Eat your art out
Linda Holmes, writing for NPR, reports on a study done by the NEA which found that lower attendance to high cultural activities was related to a diminishing number of “omnivores”—people who are "are involved in both 'highbrow' and middle- or lowbrow activities." Holmes argues that this is part of a larger tendency of isolation between people who have different cultural interests and affiliations:
...it's not that interest in arts or creativity is declining; it's that there's a wedge between people who enjoy different kinds of culture, and that once again, we are connecting social status and cultural tastes in a way that's bad for the kind of experimentation that makes people omnivores in the first place.

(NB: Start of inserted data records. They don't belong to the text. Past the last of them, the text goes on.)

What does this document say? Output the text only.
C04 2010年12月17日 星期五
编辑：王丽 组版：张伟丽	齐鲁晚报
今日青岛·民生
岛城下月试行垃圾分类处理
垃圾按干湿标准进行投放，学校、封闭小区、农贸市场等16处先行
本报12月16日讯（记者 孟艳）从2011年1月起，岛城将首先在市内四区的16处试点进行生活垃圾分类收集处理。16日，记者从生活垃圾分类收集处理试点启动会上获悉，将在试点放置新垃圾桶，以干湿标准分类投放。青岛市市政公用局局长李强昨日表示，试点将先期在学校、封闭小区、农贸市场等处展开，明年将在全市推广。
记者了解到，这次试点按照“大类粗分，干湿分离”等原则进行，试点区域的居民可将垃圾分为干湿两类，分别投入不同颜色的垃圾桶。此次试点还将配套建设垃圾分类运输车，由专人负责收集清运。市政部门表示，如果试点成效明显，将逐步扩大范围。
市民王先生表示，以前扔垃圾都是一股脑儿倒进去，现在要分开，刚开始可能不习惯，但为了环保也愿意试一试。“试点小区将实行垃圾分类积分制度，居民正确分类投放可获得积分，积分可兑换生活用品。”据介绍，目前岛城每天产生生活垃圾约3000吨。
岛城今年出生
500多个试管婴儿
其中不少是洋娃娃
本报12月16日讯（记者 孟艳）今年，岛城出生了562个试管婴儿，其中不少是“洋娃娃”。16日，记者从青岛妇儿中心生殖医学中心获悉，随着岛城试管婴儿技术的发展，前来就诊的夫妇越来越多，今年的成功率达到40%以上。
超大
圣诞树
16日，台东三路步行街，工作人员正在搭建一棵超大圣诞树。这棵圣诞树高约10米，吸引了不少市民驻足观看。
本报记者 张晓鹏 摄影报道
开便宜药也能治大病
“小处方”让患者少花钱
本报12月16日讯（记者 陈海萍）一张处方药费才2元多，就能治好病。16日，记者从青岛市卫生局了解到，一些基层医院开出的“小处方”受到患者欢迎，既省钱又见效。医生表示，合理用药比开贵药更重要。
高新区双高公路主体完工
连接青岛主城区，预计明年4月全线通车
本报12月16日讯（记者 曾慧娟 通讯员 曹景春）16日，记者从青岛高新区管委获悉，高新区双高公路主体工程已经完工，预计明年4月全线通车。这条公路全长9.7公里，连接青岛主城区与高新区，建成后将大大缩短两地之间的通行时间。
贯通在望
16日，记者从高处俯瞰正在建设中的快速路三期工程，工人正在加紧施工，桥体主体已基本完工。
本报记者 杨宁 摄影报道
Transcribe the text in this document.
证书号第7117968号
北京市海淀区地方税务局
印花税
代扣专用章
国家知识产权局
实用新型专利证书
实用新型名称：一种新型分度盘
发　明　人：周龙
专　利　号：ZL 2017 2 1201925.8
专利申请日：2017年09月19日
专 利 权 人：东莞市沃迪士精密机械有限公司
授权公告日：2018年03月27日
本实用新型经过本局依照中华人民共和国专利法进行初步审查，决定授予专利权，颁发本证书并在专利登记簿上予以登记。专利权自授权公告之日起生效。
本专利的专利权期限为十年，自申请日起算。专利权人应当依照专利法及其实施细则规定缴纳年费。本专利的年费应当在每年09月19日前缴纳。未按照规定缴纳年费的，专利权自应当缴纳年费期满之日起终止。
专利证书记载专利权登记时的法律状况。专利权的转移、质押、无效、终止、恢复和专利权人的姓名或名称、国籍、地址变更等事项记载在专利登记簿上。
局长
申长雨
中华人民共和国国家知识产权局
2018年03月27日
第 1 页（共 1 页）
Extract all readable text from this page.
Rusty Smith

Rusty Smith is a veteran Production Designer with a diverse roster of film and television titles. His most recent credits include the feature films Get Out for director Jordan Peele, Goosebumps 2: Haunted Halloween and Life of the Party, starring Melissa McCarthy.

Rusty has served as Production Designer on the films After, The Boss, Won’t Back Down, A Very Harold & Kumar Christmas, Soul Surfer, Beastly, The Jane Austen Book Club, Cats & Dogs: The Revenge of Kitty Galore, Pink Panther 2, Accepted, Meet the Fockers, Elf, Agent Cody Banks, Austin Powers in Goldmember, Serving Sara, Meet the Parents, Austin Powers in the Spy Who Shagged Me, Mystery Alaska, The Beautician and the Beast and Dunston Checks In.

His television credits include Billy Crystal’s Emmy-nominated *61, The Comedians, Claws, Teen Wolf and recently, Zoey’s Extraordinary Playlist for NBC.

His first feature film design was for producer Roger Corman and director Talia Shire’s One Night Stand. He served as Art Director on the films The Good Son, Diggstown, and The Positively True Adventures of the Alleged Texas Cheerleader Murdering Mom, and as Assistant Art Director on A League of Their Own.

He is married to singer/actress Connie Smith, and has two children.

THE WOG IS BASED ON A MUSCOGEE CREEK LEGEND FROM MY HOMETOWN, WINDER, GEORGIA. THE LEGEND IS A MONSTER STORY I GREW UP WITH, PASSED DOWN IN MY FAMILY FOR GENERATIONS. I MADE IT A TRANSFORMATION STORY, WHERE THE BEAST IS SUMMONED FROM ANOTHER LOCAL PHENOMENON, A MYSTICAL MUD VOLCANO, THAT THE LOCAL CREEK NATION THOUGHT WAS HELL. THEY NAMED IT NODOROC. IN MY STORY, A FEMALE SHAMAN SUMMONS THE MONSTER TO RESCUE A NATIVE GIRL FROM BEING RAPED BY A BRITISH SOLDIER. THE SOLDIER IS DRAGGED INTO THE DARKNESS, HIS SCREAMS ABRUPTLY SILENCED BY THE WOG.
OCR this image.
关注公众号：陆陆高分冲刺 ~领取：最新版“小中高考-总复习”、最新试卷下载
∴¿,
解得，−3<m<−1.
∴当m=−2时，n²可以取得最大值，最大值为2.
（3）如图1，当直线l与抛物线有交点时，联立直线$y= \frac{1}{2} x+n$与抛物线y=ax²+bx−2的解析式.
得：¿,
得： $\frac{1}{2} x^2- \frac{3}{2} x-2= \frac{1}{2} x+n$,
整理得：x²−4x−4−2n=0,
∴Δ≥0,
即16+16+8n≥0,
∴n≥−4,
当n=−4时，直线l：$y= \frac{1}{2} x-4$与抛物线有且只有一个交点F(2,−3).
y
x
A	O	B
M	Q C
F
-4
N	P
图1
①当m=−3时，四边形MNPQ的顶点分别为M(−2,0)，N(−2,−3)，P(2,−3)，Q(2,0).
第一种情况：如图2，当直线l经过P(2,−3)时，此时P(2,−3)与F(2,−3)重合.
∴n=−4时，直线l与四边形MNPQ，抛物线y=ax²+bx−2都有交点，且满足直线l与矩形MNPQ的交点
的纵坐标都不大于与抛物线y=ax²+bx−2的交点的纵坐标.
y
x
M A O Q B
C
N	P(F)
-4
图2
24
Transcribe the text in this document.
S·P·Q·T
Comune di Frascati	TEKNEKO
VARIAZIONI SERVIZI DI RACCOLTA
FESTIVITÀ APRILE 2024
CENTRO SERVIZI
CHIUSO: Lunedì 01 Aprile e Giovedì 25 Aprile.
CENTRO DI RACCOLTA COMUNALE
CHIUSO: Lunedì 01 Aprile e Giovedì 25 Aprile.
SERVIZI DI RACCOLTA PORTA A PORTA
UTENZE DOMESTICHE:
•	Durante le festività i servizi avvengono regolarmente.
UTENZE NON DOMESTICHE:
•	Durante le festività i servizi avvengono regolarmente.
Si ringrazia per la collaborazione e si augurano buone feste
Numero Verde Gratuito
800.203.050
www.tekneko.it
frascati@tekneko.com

The remedy Holmes offers is an emphasis on what’s “fun” in art, and what’s “interesting” in culture. To ally fun and art, she says, is to build a bridge not just between cultural artifacts, but between people:
Omnivores thrive in an environment in which, if you are defined by your cultural interests, you at least don't have to be defined by any one cultural interest. Tolerating the ideas that classical music can be viscerally stirring and that Survivor can be sociologically interesting allows much better balance — which benefits everyone — than an escalating and unnatural war between fun and art. Fun and art are natural allies (despite often appearing separately), and forcing them to do battle just divides us into tinier and tinier camps, where we can only talk to people who like precisely the same kinds of culture that we do. That benefits absolutely nobody — not artists, not audiences, and not the quality of discourse.